Since last month, some 460 of the birds have shown up thin and confused – or dead — in Oregon and California, far from the coast where they typically feed. Domoic acid, a poison in algae that causes brain damage if ingested, was an early suspect. 

But Dan Anderson, an avian ecologist at the University of California, says the birds were probably disoriented because they’d flown 1,000 miles (1,609 kilometers) after getting cold and wet when temperatures dipped below freezing and 60 mile-per-hour (97 kilometer-per-hour) winds slammed into East Sand Island in the Columbia River, where the Pelicans were roosting. “They just flew a thousand miles and had their tails frozen off,” Anderson tells the New York Times. “They probably weren’t feeling so well.”

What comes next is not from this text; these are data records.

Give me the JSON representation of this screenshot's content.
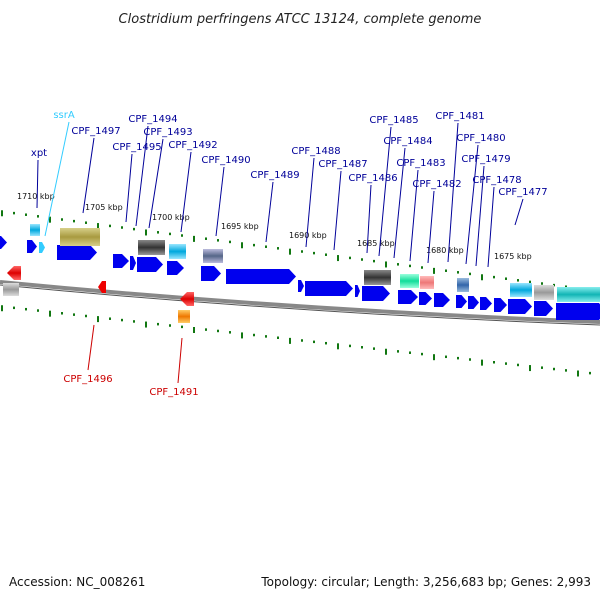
{
  "title": "Clostridium perfringens ATCC 13124, complete genome",
  "footer": {
    "accession": "Accession: NC_008261",
    "info": "Topology: circular; Length: 3,256,683 bp; Genes: 2,993"
  },
  "colors": {
    "cds": "#0000ee",
    "rna": "#33ccff",
    "label_forward": "#000099",
    "label_reverse": "#cc0000",
    "label_rna": "#33ccff",
    "tick": "#117711",
    "backbone": "#888888"
  },
  "ticks": [
    {
      "label": "1710 kbp"
    },
    {
      "label": "1705 kbp"
    },
    {
      "label": "1700 kbp"
    },
    {
      "label": "1695 kbp"
    },
    {
      "label": "1690 kbp"
    },
    {
      "label": "1685 kbp"
    },
    {
      "label": "1680 kbp"
    },
    {
      "label": "1675 kbp"
    }
  ],
  "labels": [
    {
      "name": "xpt",
      "strand": "forward"
    },
    {
      "name": "ssrA",
      "strand": "rna"
    },
    {
      "name": "CPF_1497",
      "strand": "forward"
    },
    {
      "name": "CPF_1494",
      "strand": "forward"
    },
    {
      "name": "CPF_1493",
      "strand": "forward"
    },
    {
      "name": "CPF_1495",
      "strand": "forward"
    },
    {
      "name": "CPF_1492",
      "strand": "forward"
    },
    {
      "name": "CPF_1490",
      "strand": "forward"
    },
    {
      "name": "CPF_1489",
      "strand": "forward"
    },
    {
      "name": "CPF_1488",
      "strand": "forward"
    },
    {
      "name": "CPF_1487",
      "strand": "forward"
    },
    {
      "name": "CPF_1486",
      "strand": "forward"
    },
    {
      "name": "CPF_1485",
      "strand": "forward"
    },
    {
      "name": "CPF_1484",
      "strand": "forward"
    },
    {
      "name": "CPF_1483",
      "strand": "forward"
    },
    {
      "name": "CPF_1482",
      "strand": "forward"
    },
    {
      "name": "CPF_1481",
      "strand": "forward"
    },
    {
      "name": "CPF_1480",
      "strand": "forward"
    },
    {
      "name": "CPF_1479",
      "strand": "forward"
    },
    {
      "name": "CPF_1478",
      "strand": "forward"
    },
    {
      "name": "CPF_1477",
      "strand": "forward"
    },
    {
      "name": "CPF_1496",
      "strand": "reverse"
    },
    {
      "name": "CPF_1491",
      "strand": "reverse"
    }
  ]
}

David Jessup, a senior veterinarian for the California Department of Fish and Game, also believes weather was the culprit. “Quite a few have severe frostbite injuries: frozen toes and foot webs, and nasty lesions on their pouches,” he told the Los Angeles Times. “They're in pretty good body condition otherwise. Even confused and depressed pelicans were not showing signs of brain damage."

The illnesses are a concern for California, where the bird is an endangered species after nearly being wiped out by the pesticide DDT and its byproduct DDE in the 1960s. But the case isn’t closed. Low levels of domoic acid were found in blood samples of 19 sick birds, according to the L.A. Times.

"Until complete test results are available, we're not prepared to say what is to blame for the constellation of symptoms we've been seeing in these birds," Laurie Pyne, development director for the Fairfield, Calif. International Bird Rescue Research Center,  told the L.A. Times. "We're still trying to put the puzzle pieces together."